My purple squirrel is any high-tech engineer falling in the two- to seven-year experience window with a positive attitude and enthusiasm to change the world. Pretty simple right? There must be thousands out there all ready to go. Well, my dear friends, that’s not the case.
The job market is so good for the high-tech sector that most of these purps already have great gigs going for them. The glamour trees on the West Coast like Amazon, Google and Microsoft have rolled out the red carpet and captured the purplest (is that even a word?) of them all and served them with so many acorns of benefits that they are untouchable to companies like mine, a small bush in the Midwest suburbs.
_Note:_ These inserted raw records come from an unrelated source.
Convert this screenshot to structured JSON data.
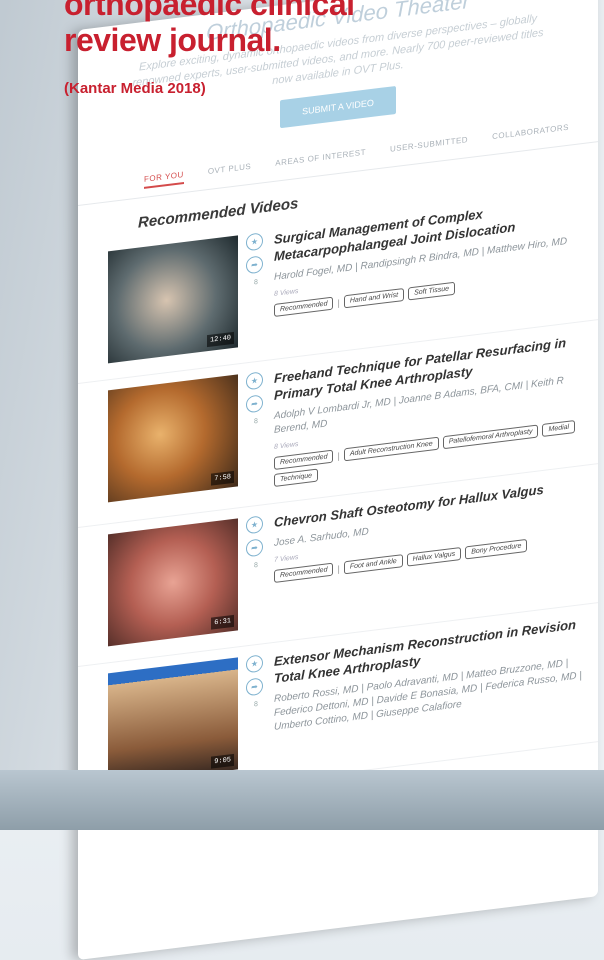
{
  "promo": {
    "title_line1": "orthopaedic clinical",
    "title_line2": "review journal.",
    "source": "(Kantar Media 2018)"
  },
  "site": {
    "hero_title": "Orthopaedic Video Theater",
    "hero_text": "Explore exciting, dynamic orthopaedic videos from diverse perspectives – globally renowned experts, user-submitted videos, and more. Nearly 700 peer-reviewed titles now available in OVT Plus.",
    "submit_label": "SUBMIT A VIDEO",
    "tabs": [
      "FOR YOU",
      "OVT PLUS",
      "AREAS OF INTEREST",
      "USER-SUBMITTED",
      "COLLABORATORS"
    ],
    "active_tab": 0,
    "section_title": "Recommended Videos"
  },
  "videos": [
    {
      "title": "Surgical Management of Complex Metacarpophalangeal Joint Dislocation",
      "authors": "Harold Fogel, MD | Randipsingh R Bindra, MD | Matthew Hiro, MD",
      "views": "8 Views",
      "duration": "12:40",
      "tags": [
        "Recommended",
        "Hand and Wrist",
        "Soft Tissue"
      ]
    },
    {
      "title": "Freehand Technique for Patellar Resurfacing in Primary Total Knee Arthroplasty",
      "authors": "Adolph V Lombardi Jr, MD | Joanne B Adams, BFA, CMI | Keith R Berend, MD",
      "views": "8 Views",
      "duration": "7:58",
      "tags": [
        "Recommended",
        "Adult Reconstruction Knee",
        "Patellofemoral Arthroplasty",
        "Medial",
        "Technique"
      ]
    },
    {
      "title": "Chevron Shaft Osteotomy for Hallux Valgus",
      "authors": "Jose A. Sarhudo, MD",
      "views": "7 Views",
      "duration": "6:31",
      "tags": [
        "Recommended",
        "Foot and Ankle",
        "Hallux Valgus",
        "Bony Procedure"
      ]
    },
    {
      "title": "Extensor Mechanism Reconstruction in Revision Total Knee Arthroplasty",
      "authors": "Roberto Rossi, MD | Paolo Adravanti, MD | Matteo Bruzzone, MD | Federico Dettoni, MD | Davide E Bonasia, MD | Federica Russo, MD | Umberto Cottino, MD | Giuseppe Calafiore",
      "views": "",
      "duration": "9:05",
      "tags": []
    }
  ]
}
How do I find my purple squirrels? One way is look at innovative ways to attract them my way. The culture is changing and so is the needs of the employee, especially in the high-tech sector. For some, it’s not the size of the acorn, but the variety of nuts. As a services organization, variety is the core of our business. You can design the control algorithm for autonomous cars for three months and code up the dispensing algorithm for an ATM for the next three. How do you like them nuts now? If we do manage to somehow attract some interest, the danger here is now that they have been gorging on West Coast acorns; we may not be able to afford them and still turn a profit.
The other more palatable option would be to go find some bushy tailed and bright-eyed “green” squirrels out there and invest some time and effort in “colorizing” them to the perfect shade of mauve. An internship program or even an approach to hire on campus with the ability to maintain a “bench’ of talent which is being trained up in the right skillsets could be looked upon as a good approach.
Many companies do it and it’s not really rocket science but in the current environment, this strategy would make a lot of sense. Even this approach comes with its issues. Once the greens turn purple, how do we keep them from bolting to the western frontier? Do we offer bigger acorns or better variety of nuts? What about the dreaded “Millennial-need-for-purpose” that everyone is talking about? We don’t have a cornhole game in our lobby and we don’t have free soy-free mocha carmelatto flat-whites in the breakroom. (Aargh! — breathe, breathe.)
So, do you have a purple squirrel? What is your plan for finding it? While you ponder that conundrum, I’m going to head to the park for a walk, then a seat on the bench to watch the kids play, hear the birds sing and follow the squirrels as they scurry around. Because who knows, if I’m lucky, one of them may even be purple.